Study follow-up

A subjective evaluation (questionnaires), physical examination and radiographic analysis are performed preoperatively and again 6 weeks, 6 and 12 months postoperatively. The further follow-up visits include yearly examination, as the long-term follow-up is essential regarding the outcome parameter of this trial (Schedule of events see Table 2). Patients enrolled in our study do not need any additional outpatient visits or radiographic investigations. The data that we obtain from the medical records include the patient’s age and sex, date of injury, date of surgery, classification of the ankle fracture, grade and locations of intra-articular lesions such as chondral lesions, loose bodies, ligamentous damage and presence or absence of concurrent synovitis, course of wound healing, pre- and posttraumatic activity level, time to return to work and sports and quality of life. Pseudonymization is performed for all patients’ details.

Schedule of events

In order to blind subjective evaluation, questionnaires are answered before physical examination is performed. Patients will answer questions about their general satisfaction, pain level (VAS), activity level and any complaints. The Short Form 12 (SF-12) [29] and the Tegner Activity Scale (TAS) [30] are filled in pre- and postoperatively.

For the physical examination blinding of the patients is not feasible as the arthroscopy portals are visible. The physical examination consists of the inspection of the hind foot including hind foot axis, ankle swelling and wound healing. The important anatomical landmarks are examined for any painful structure. Clinical tests involve medial and lateral ligament stability and non-weight bearing, assisted dorsal and plantar range of motion measured with a goniometer. The physical examination further includes functional outcome scores. The AOFAS Score (American Orthopaedic Foot and Ankle Society) [31], JSSF Score (Japanese Society of Surgery of the Foot) [32], OMAS (Olerud and Molander Score) [33], Karlsson Score are used to evaluate postoperative functional outcome.

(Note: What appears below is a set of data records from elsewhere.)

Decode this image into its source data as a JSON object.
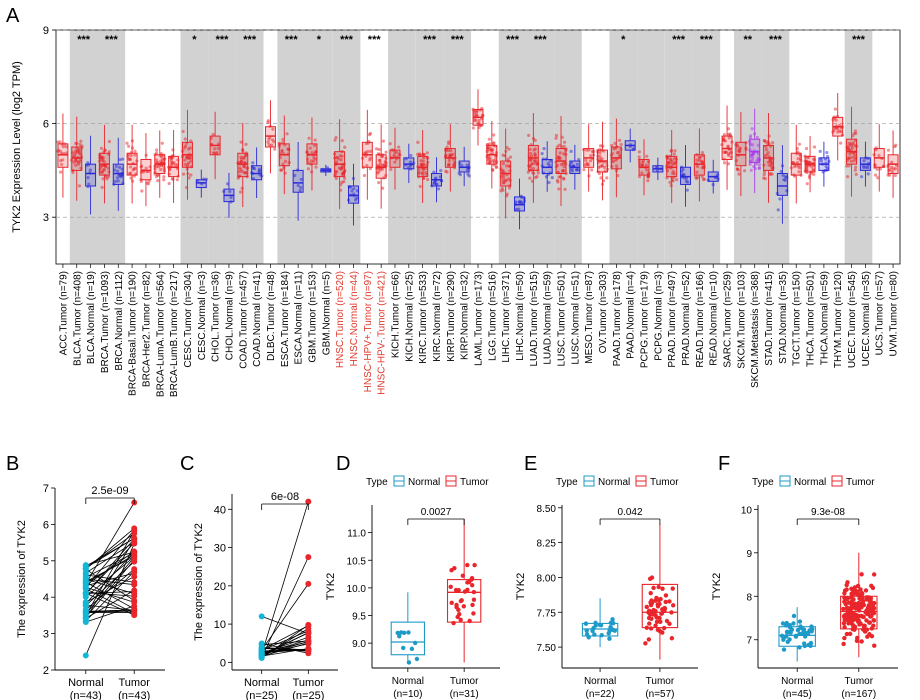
{
  "colors": {
    "tumor": "#e8262b",
    "normal": "#2a2ad8",
    "metastasis": "#a838e8",
    "normalTeal": "#1e9ac8",
    "pair": "#12b6d6",
    "shade": "#d2d2d2"
  },
  "panels": {
    "A": "A",
    "B": "B",
    "C": "C",
    "D": "D",
    "E": "E",
    "F": "F"
  },
  "chart_data": [
    {
      "panel": "A",
      "type": "box",
      "ylabel": "TYK2 Expression Level (log2 TPM)",
      "ylim": [
        1.5,
        9
      ],
      "yticks": [
        3,
        6,
        9
      ],
      "categories": [
        {
          "label": "ACC.Tumor (n=79)",
          "kind": "tumor",
          "median": 5.0,
          "q1": 4.6,
          "q3": 5.35
        },
        {
          "label": "BLCA.Tumor (n=408)",
          "kind": "tumor",
          "median": 4.9,
          "q1": 4.5,
          "q3": 5.25
        },
        {
          "label": "BLCA.Normal (n=19)",
          "kind": "normal",
          "median": 4.4,
          "q1": 4.0,
          "q3": 4.7
        },
        {
          "label": "BRCA.Tumor (n=1093)",
          "kind": "tumor",
          "median": 4.7,
          "q1": 4.35,
          "q3": 5.05
        },
        {
          "label": "BRCA.Normal (n=112)",
          "kind": "normal",
          "median": 4.4,
          "q1": 4.05,
          "q3": 4.7
        },
        {
          "label": "BRCA-Basal.Tumor (n=190)",
          "kind": "tumor",
          "median": 4.7,
          "q1": 4.35,
          "q3": 5.05
        },
        {
          "label": "BRCA-Her2.Tumor (n=82)",
          "kind": "tumor",
          "median": 4.5,
          "q1": 4.2,
          "q3": 4.85
        },
        {
          "label": "BRCA-LumA.Tumor (n=564)",
          "kind": "tumor",
          "median": 4.7,
          "q1": 4.4,
          "q3": 5.0
        },
        {
          "label": "BRCA-LumB.Tumor (n=217)",
          "kind": "tumor",
          "median": 4.6,
          "q1": 4.3,
          "q3": 4.95
        },
        {
          "label": "CESC.Tumor (n=304)",
          "kind": "tumor",
          "median": 5.0,
          "q1": 4.6,
          "q3": 5.4
        },
        {
          "label": "CESC.Normal (n=3)",
          "kind": "normal",
          "median": 4.1,
          "q1": 3.95,
          "q3": 4.2
        },
        {
          "label": "CHOL.Tumor (n=36)",
          "kind": "tumor",
          "median": 5.3,
          "q1": 5.0,
          "q3": 5.6
        },
        {
          "label": "CHOL.Normal (n=9)",
          "kind": "normal",
          "median": 3.7,
          "q1": 3.5,
          "q3": 3.9
        },
        {
          "label": "COAD.Tumor (n=457)",
          "kind": "tumor",
          "median": 4.7,
          "q1": 4.3,
          "q3": 5.05
        },
        {
          "label": "COAD.Normal (n=41)",
          "kind": "normal",
          "median": 4.4,
          "q1": 4.2,
          "q3": 4.65
        },
        {
          "label": "DLBC.Tumor (n=48)",
          "kind": "tumor",
          "median": 5.6,
          "q1": 5.25,
          "q3": 5.9
        },
        {
          "label": "ESCA.Tumor (n=184)",
          "kind": "tumor",
          "median": 5.0,
          "q1": 4.65,
          "q3": 5.35
        },
        {
          "label": "ESCA.Normal (n=11)",
          "kind": "normal",
          "median": 4.1,
          "q1": 3.8,
          "q3": 4.5
        },
        {
          "label": "GBM.Tumor (n=153)",
          "kind": "tumor",
          "median": 5.0,
          "q1": 4.7,
          "q3": 5.35
        },
        {
          "label": "GBM.Normal (n=5)",
          "kind": "normal",
          "median": 4.5,
          "q1": 4.45,
          "q3": 4.55
        },
        {
          "label": "HNSC.Tumor (n=520)",
          "kind": "tumor",
          "median": 4.7,
          "q1": 4.3,
          "q3": 5.1
        },
        {
          "label": "HNSC.Normal (n=44)",
          "kind": "normal",
          "median": 3.7,
          "q1": 3.45,
          "q3": 4.0
        },
        {
          "label": "HNSC-HPV+.Tumor (n=97)",
          "kind": "tumor",
          "median": 5.0,
          "q1": 4.6,
          "q3": 5.4
        },
        {
          "label": "HNSC-HPV-.Tumor (n=421)",
          "kind": "tumor",
          "median": 4.6,
          "q1": 4.25,
          "q3": 5.0
        },
        {
          "label": "KICH.Tumor (n=66)",
          "kind": "tumor",
          "median": 4.9,
          "q1": 4.6,
          "q3": 5.15
        },
        {
          "label": "KICH.Normal (n=25)",
          "kind": "normal",
          "median": 4.7,
          "q1": 4.55,
          "q3": 4.9
        },
        {
          "label": "KIRC.Tumor (n=533)",
          "kind": "tumor",
          "median": 4.6,
          "q1": 4.3,
          "q3": 4.95
        },
        {
          "label": "KIRC.Normal (n=72)",
          "kind": "normal",
          "median": 4.2,
          "q1": 4.0,
          "q3": 4.4
        },
        {
          "label": "KIRP.Tumor (n=290)",
          "kind": "tumor",
          "median": 4.9,
          "q1": 4.6,
          "q3": 5.2
        },
        {
          "label": "KIRP.Normal (n=32)",
          "kind": "normal",
          "median": 4.6,
          "q1": 4.45,
          "q3": 4.8
        },
        {
          "label": "LAML.Tumor (n=173)",
          "kind": "tumor",
          "median": 6.2,
          "q1": 5.95,
          "q3": 6.45
        },
        {
          "label": "LGG.Tumor (n=516)",
          "kind": "tumor",
          "median": 5.0,
          "q1": 4.7,
          "q3": 5.3
        },
        {
          "label": "LIHC.Tumor (n=371)",
          "kind": "tumor",
          "median": 4.4,
          "q1": 4.0,
          "q3": 4.8
        },
        {
          "label": "LIHC.Normal (n=50)",
          "kind": "normal",
          "median": 3.4,
          "q1": 3.2,
          "q3": 3.65
        },
        {
          "label": "LUAD.Tumor (n=515)",
          "kind": "tumor",
          "median": 4.9,
          "q1": 4.5,
          "q3": 5.3
        },
        {
          "label": "LUAD.Normal (n=59)",
          "kind": "normal",
          "median": 4.6,
          "q1": 4.4,
          "q3": 4.85
        },
        {
          "label": "LUSC.Tumor (n=501)",
          "kind": "tumor",
          "median": 4.8,
          "q1": 4.4,
          "q3": 5.2
        },
        {
          "label": "LUSC.Normal (n=51)",
          "kind": "normal",
          "median": 4.6,
          "q1": 4.4,
          "q3": 4.8
        },
        {
          "label": "MESO.Tumor (n=87)",
          "kind": "tumor",
          "median": 4.9,
          "q1": 4.6,
          "q3": 5.2
        },
        {
          "label": "OV.Tumor (n=303)",
          "kind": "tumor",
          "median": 4.8,
          "q1": 4.45,
          "q3": 5.15
        },
        {
          "label": "PAAD.Tumor (n=178)",
          "kind": "tumor",
          "median": 4.9,
          "q1": 4.55,
          "q3": 5.25
        },
        {
          "label": "PAAD.Normal (n=4)",
          "kind": "normal",
          "median": 5.3,
          "q1": 5.15,
          "q3": 5.45
        },
        {
          "label": "PCPG.Tumor (n=179)",
          "kind": "tumor",
          "median": 4.6,
          "q1": 4.35,
          "q3": 4.85
        },
        {
          "label": "PCPG.Normal (n=3)",
          "kind": "normal",
          "median": 4.55,
          "q1": 4.45,
          "q3": 4.65
        },
        {
          "label": "PRAD.Tumor (n=497)",
          "kind": "tumor",
          "median": 4.6,
          "q1": 4.3,
          "q3": 4.95
        },
        {
          "label": "PRAD.Normal (n=52)",
          "kind": "normal",
          "median": 4.3,
          "q1": 4.05,
          "q3": 4.6
        },
        {
          "label": "READ.Tumor (n=166)",
          "kind": "tumor",
          "median": 4.7,
          "q1": 4.35,
          "q3": 5.0
        },
        {
          "label": "READ.Normal (n=10)",
          "kind": "normal",
          "median": 4.3,
          "q1": 4.15,
          "q3": 4.45
        },
        {
          "label": "SARC.Tumor (n=259)",
          "kind": "tumor",
          "median": 5.2,
          "q1": 4.85,
          "q3": 5.6
        },
        {
          "label": "SKCM.Tumor (n=103)",
          "kind": "tumor",
          "median": 5.0,
          "q1": 4.65,
          "q3": 5.4
        },
        {
          "label": "SKCM.Metastasis (n=368)",
          "kind": "metastasis",
          "median": 5.1,
          "q1": 4.75,
          "q3": 5.5
        },
        {
          "label": "STAD.Tumor (n=415)",
          "kind": "tumor",
          "median": 4.9,
          "q1": 4.5,
          "q3": 5.3
        },
        {
          "label": "STAD.Normal (n=35)",
          "kind": "normal",
          "median": 4.0,
          "q1": 3.7,
          "q3": 4.4
        },
        {
          "label": "TGCT.Tumor (n=150)",
          "kind": "tumor",
          "median": 4.7,
          "q1": 4.35,
          "q3": 5.05
        },
        {
          "label": "THCA.Tumor (n=501)",
          "kind": "tumor",
          "median": 4.7,
          "q1": 4.45,
          "q3": 4.95
        },
        {
          "label": "THCA.Normal (n=59)",
          "kind": "normal",
          "median": 4.7,
          "q1": 4.5,
          "q3": 4.9
        },
        {
          "label": "THYM.Tumor (n=120)",
          "kind": "tumor",
          "median": 5.9,
          "q1": 5.6,
          "q3": 6.2
        },
        {
          "label": "UCEC.Tumor (n=545)",
          "kind": "tumor",
          "median": 5.1,
          "q1": 4.7,
          "q3": 5.5
        },
        {
          "label": "UCEC.Normal (n=35)",
          "kind": "normal",
          "median": 4.7,
          "q1": 4.5,
          "q3": 4.9
        },
        {
          "label": "UCS.Tumor (n=57)",
          "kind": "tumor",
          "median": 4.9,
          "q1": 4.6,
          "q3": 5.2
        },
        {
          "label": "UVM.Tumor (n=80)",
          "kind": "tumor",
          "median": 4.7,
          "q1": 4.4,
          "q3": 5.0
        }
      ],
      "shaded_groups": [
        [
          1,
          2
        ],
        [
          3,
          4
        ],
        [
          9,
          10
        ],
        [
          11,
          12
        ],
        [
          13,
          14
        ],
        [
          16,
          17
        ],
        [
          18,
          19
        ],
        [
          20,
          21
        ],
        [
          24,
          25
        ],
        [
          26,
          27
        ],
        [
          28,
          29
        ],
        [
          32,
          33
        ],
        [
          34,
          35
        ],
        [
          36,
          37
        ],
        [
          40,
          41
        ],
        [
          42,
          43
        ],
        [
          44,
          45
        ],
        [
          46,
          47
        ],
        [
          49,
          50
        ],
        [
          51,
          52
        ],
        [
          57,
          58
        ]
      ],
      "red_label_indices": [
        20,
        21,
        22,
        23
      ],
      "significance": [
        {
          "index": 1,
          "label": "***"
        },
        {
          "index": 3,
          "label": "***"
        },
        {
          "index": 9,
          "label": "*"
        },
        {
          "index": 11,
          "label": "***"
        },
        {
          "index": 13,
          "label": "***"
        },
        {
          "index": 16,
          "label": "***"
        },
        {
          "index": 18,
          "label": "*"
        },
        {
          "index": 20,
          "label": "***"
        },
        {
          "index": 22,
          "label": "***"
        },
        {
          "index": 26,
          "label": "***"
        },
        {
          "index": 28,
          "label": "***"
        },
        {
          "index": 32,
          "label": "***"
        },
        {
          "index": 34,
          "label": "***"
        },
        {
          "index": 40,
          "label": "*"
        },
        {
          "index": 44,
          "label": "***"
        },
        {
          "index": 46,
          "label": "***"
        },
        {
          "index": 49,
          "label": "**"
        },
        {
          "index": 51,
          "label": "***"
        },
        {
          "index": 57,
          "label": "***"
        }
      ]
    },
    {
      "panel": "B",
      "type": "paired",
      "ylabel": "The expression of TYK2",
      "ylim": [
        2,
        7
      ],
      "yticks": [
        2,
        3,
        4,
        5,
        6,
        7
      ],
      "categories": [
        "Normal\n(n=43)",
        "Tumor\n(n=43)"
      ],
      "pvalue": "2.5e-09",
      "n": 43,
      "normal_range": [
        3.3,
        4.9
      ],
      "tumor_range": [
        3.5,
        6.0
      ],
      "normal_outlier": 2.4,
      "tumor_outlier": 6.6
    },
    {
      "panel": "C",
      "type": "paired",
      "ylabel": "The expression of TYK2",
      "ylim": [
        -2,
        44
      ],
      "yticks": [
        0,
        10,
        20,
        30,
        40
      ],
      "categories": [
        "Normal\n(n=25)",
        "Tumor\n(n=25)"
      ],
      "pvalue": "6e-08",
      "n": 25,
      "normal_range": [
        1,
        5
      ],
      "tumor_range": [
        2,
        10
      ],
      "normal_outlier": 12,
      "tumor_outliers": [
        42,
        27.5,
        20.5
      ]
    },
    {
      "panel": "D",
      "type": "box_jitter",
      "ylabel": "TYK2",
      "ylim": [
        8.55,
        11.5
      ],
      "yticks": [
        9.0,
        9.5,
        10.0,
        10.5,
        11.0
      ],
      "tick_format": 1,
      "legend_title": "Type",
      "legend": [
        "Normal",
        "Tumor"
      ],
      "pvalue": "0.0027",
      "categories": [
        "Normal\n(n=10)",
        "Tumor\n(n=31)"
      ],
      "normal": {
        "median": 9.02,
        "q1": 8.79,
        "q3": 9.38,
        "min": 8.65,
        "max": 9.92,
        "n": 10
      },
      "tumor": {
        "median": 9.92,
        "q1": 9.38,
        "q3": 10.15,
        "min": 8.65,
        "max": 11.25,
        "n": 31
      }
    },
    {
      "panel": "E",
      "type": "box_jitter",
      "ylabel": "TYK2",
      "ylim": [
        7.35,
        8.52
      ],
      "yticks": [
        7.5,
        7.75,
        8.0,
        8.25,
        8.5
      ],
      "tick_format": 2,
      "legend_title": "Type",
      "legend": [
        "Normal",
        "Tumor"
      ],
      "pvalue": "0.042",
      "categories": [
        "Normal\n(n=22)",
        "Tumor\n(n=57)"
      ],
      "normal": {
        "median": 7.63,
        "q1": 7.58,
        "q3": 7.67,
        "min": 7.5,
        "max": 7.85,
        "n": 22
      },
      "tumor": {
        "median": 7.75,
        "q1": 7.64,
        "q3": 7.95,
        "min": 7.41,
        "max": 8.38,
        "n": 57
      }
    },
    {
      "panel": "F",
      "type": "box_jitter",
      "ylabel": "TYK2",
      "ylim": [
        6.35,
        10.1
      ],
      "yticks": [
        7,
        8,
        9,
        10
      ],
      "tick_format": 0,
      "legend_title": "Type",
      "legend": [
        "Normal",
        "Tumor"
      ],
      "pvalue": "9.3e-08",
      "categories": [
        "Normal\n(n=45)",
        "Tumor\n(n=167)"
      ],
      "normal": {
        "median": 7.1,
        "q1": 6.85,
        "q3": 7.3,
        "min": 6.5,
        "max": 7.75,
        "n": 45
      },
      "tumor": {
        "median": 7.65,
        "q1": 7.25,
        "q3": 8.0,
        "min": 6.6,
        "max": 9.0,
        "n": 167
      }
    }
  ]
}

The AOFAS score is the primary outcome parameter. It is one of the most widely used scoring systems to evaluate functional ability and physical examination incorporated in a numeric scale. It has been widely adopted and has become an accepted standard of assessing patients after foot and ankle surgery. A validated German language version is used.

The JSSF, OMAS, Karlsson Score, TAS and SF-12 are recorded postoperatively. Further secondary outcome parameter are radiographic analysis, arthroscopic findings of intra-articular lesions, time to return to work/sports and complications.

The radiographic assessments comprise the routine x-rays (non-weight bearing, a.p. and lateral) and a CT scan preoperatively and postoperatively. Postoperative radiographs and x-rays performed 6 weeks after the operation are non-weight bearing films. Beginning with 1-year of follow-up, weight-bearing films will be obtained. Position of implants, potential secondary dislocation and fracture consolidation/healing are evaluated and documented via radiographic analysis. The displacement of the fracture site is controlled fluoroscopically intra- and postoperatively; displacement is graded into three groups (no dislocation, dislocation ≤2 mm and dislocation >2 mm). In case sub-optimal reduction or malreduction ≥2 mm is recognized using intraoperative x-ray or arthroscopy, fixation will be removed and the reduction will be performed again. Thereafter the reduction is re-evaluated using x-ray and arthroscopy. If malreduction of ≥2 mm should be recognized in postoperative CT-scans revision surgery would be discussed with the patient. Radiographic assessment of posttraumatic osteoarthritis is performed according to the classification system by Kellgren et al. [34].

Detailed description and classification of the fracture are performed using the AO classification system.

The appearance, description and classification of intra-articular findings in the arthroscopic group are documented. Detailed description of the lesion, capsular, ligaments, ventral syndesmosis, grading and localization of chondral lesions (ICRS classification), loose bodies is recorded and analysed. These intraoperative findings are further analysed according to fracture classification. In order to determine the frequency and distribution of the chondral lesions in the series, fractures of the same type will be grouped together and statistical analysis will be performed to compare these groups. In Fig. 5 two examples of intra-articular pathologies are presented.

Exemplary arthroscopy images showing an osteochondral lesions grade 4 (ICRS) on the medial talus and loose bodies

According to the Data and Safety Monitoring Board Guidelines (National Institute of Health, NIH) we establish a group of experts (experienced trauma surgeons, who are not involved in our study) who independently review and evaluate the accumulated study data for participant safety, study conduct and progress and also efficiency of our study. In detail, arthroscopical findings and arthroscopy-associated complications will be evaluated thoroughly after 15 patients in the intervention group (AORIF). Based on these results, they will make recommendations concerning continuation, modification or termination of the trial.